Muslims fired by Wisconsin firm for unscheduled prayer breaks
Seven Muslims have been fired by a Wisconsin company amid a prayer-break dispute. Muslim employees took unscheduled prayer breaks after the company ceased accommodating work stoppages that allowed workers to pray in accordance with their faith.
Ariens Co., a lawn mower and snowblower manufacturer in Brillion, Wisconsin, fired its Somali Muslim employees over unscheduled breaks taken to pray in observance of Islamic custom. Fourteen workers resigned in the process, while 32 Muslim employees chose to stay with the company, according to the Milwaukee Journal Sentinel.
Observant Muslims pray five times daily. The company previously had a break schedule that accommodated the prayers. As it hired more Somali immigrant workers, however, it reached a a "critical mass" of employees seeking a more lenient prayer-break schedule, an Ariens spokeswoman said.
Though Muslim employees called on the company to keep the previous break schedule, Ariens decided to do away with the policy in favor of two 10-minute breaks per shift, no matter the employee's faith.
"We handled this with the same straightforward approach we use every day at Ariens Company. Recognizing there are language barriers and cultural differences, we allowed for extra time. We would have liked for more of the employees to stay, however. We respect their faith, we respect the work they have done for Ariens Company, and we respect their decisions," the company said, according to the Journal Sentinel.
Ariens said a third break to accommodate Muslim workers was too disruptive for its production line, and that continuing the old policy would have potentially cost millions of dollars a year. The company said it had supplied prayer rooms for workers, and that it would attempt to place Muslim workers in shifts that do not conflict with prayer times.
The Council on American-Islamic Relations (CAIR), a top Muslim advocacy group in the US, has criticized the company's decision to do away with the prayer-accommodating break schedule. The group told the Associated Press it will file federal discrimination and harassment complaints with the US Equal Employment Opportunity Commission (EEOC).
“It came out of nowhere and the company did not want to listen to some suggestions and options to make the current breaks more flexible to align with the prayer schedule,” Jaylani Hussein, executive director of the CAIR office in Minneapolis, told Reuters.

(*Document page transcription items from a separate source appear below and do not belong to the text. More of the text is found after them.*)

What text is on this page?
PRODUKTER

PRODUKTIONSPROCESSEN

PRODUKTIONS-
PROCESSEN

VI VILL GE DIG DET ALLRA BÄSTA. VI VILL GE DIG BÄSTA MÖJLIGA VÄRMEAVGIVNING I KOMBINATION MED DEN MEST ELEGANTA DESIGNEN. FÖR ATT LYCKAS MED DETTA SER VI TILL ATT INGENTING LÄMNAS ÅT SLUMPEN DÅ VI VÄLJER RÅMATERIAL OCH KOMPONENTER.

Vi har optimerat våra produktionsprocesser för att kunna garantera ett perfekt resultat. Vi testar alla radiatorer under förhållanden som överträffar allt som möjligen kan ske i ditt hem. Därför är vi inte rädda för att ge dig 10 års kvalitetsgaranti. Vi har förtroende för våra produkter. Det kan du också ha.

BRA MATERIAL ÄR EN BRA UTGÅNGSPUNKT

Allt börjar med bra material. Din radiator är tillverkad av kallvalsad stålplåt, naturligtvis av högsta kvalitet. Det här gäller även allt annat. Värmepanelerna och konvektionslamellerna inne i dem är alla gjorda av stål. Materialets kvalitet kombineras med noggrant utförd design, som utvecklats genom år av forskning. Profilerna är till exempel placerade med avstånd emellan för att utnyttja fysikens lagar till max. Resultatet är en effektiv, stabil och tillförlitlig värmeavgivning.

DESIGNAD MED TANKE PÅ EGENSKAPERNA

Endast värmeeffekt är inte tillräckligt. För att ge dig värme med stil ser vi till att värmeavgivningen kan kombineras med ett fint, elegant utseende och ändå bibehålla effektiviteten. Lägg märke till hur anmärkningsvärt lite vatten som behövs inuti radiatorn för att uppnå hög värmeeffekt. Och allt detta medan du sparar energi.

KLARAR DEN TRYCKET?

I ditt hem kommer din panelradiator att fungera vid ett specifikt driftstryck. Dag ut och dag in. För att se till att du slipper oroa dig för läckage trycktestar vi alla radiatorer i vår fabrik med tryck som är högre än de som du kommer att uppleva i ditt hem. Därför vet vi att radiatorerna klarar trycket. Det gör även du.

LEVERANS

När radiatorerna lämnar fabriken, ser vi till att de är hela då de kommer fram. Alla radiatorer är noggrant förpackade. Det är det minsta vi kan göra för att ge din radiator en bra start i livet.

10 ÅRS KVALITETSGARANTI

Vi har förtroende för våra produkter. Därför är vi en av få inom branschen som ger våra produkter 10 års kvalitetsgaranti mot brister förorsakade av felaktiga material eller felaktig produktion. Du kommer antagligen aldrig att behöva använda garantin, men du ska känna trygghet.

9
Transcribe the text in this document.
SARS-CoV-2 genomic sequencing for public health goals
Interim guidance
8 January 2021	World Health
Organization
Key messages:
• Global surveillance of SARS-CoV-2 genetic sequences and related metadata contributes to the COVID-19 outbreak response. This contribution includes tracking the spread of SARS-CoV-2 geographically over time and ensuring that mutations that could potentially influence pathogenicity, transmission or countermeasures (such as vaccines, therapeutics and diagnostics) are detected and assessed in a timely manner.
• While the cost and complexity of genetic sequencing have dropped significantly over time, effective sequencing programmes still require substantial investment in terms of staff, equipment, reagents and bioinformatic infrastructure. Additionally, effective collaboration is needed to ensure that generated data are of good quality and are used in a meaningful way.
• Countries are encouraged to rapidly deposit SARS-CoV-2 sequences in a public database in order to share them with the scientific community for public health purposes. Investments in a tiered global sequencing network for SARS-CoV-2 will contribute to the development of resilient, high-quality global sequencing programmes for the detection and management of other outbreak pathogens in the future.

Hussein told AP that the company could not legally rescind its prayer-break policy, and that the company did not handle Muslim-worker complaints properly when co-workers at the 900-employee firm allegedly harassed them over prayer-break concerns.
Hussein told the Journal similar EEOC cases involving Muslims have been decided in favor of plaintiffs. Most of the fired Ariens employees refused to sign a statement saying they violated the company's break policy, he said.
"We are encouraging them to apply for unemployment benefits," Hussein said. "But at the end of the day, we want these people to have their jobs and to continue working there."
By law, an employer has to offer "reasonable accommodations" for religious practices as long as they do not result in undue hardship for the business.
“The boss typically has to provide a requested religious accommodation, unless it would for example, compromise health or safety, or impose more than minor costs on the business,” Daniel Mach, director of the ACLU Program on Freedom of Religion and Belief, told The Washington Post.
Both Ariens and CAIR told the Journal Sentinel the scheduling conflict has triggered anti-Muslim sentiment, especially on social media.
"People in the Facebook world say things they shouldn't. Most of the negativity is aimed at the Muslim population, and I am more worried about that than our business," Ariens Co. President Dan Ariens said.
Late last year, a similar dispute over changes to policy that allowed Muslim prayer breaks resulted in the firing of around 190 workers, most of them Somali immigrants, at a meat processing plant in Colorado. The move occurred more than a week after workers protested the changed policy by walking off the job at a Cargill Meat Solutions plant in Fort Morgan. The plant had decided to stop allowing special breaks for prayers, CAIR said.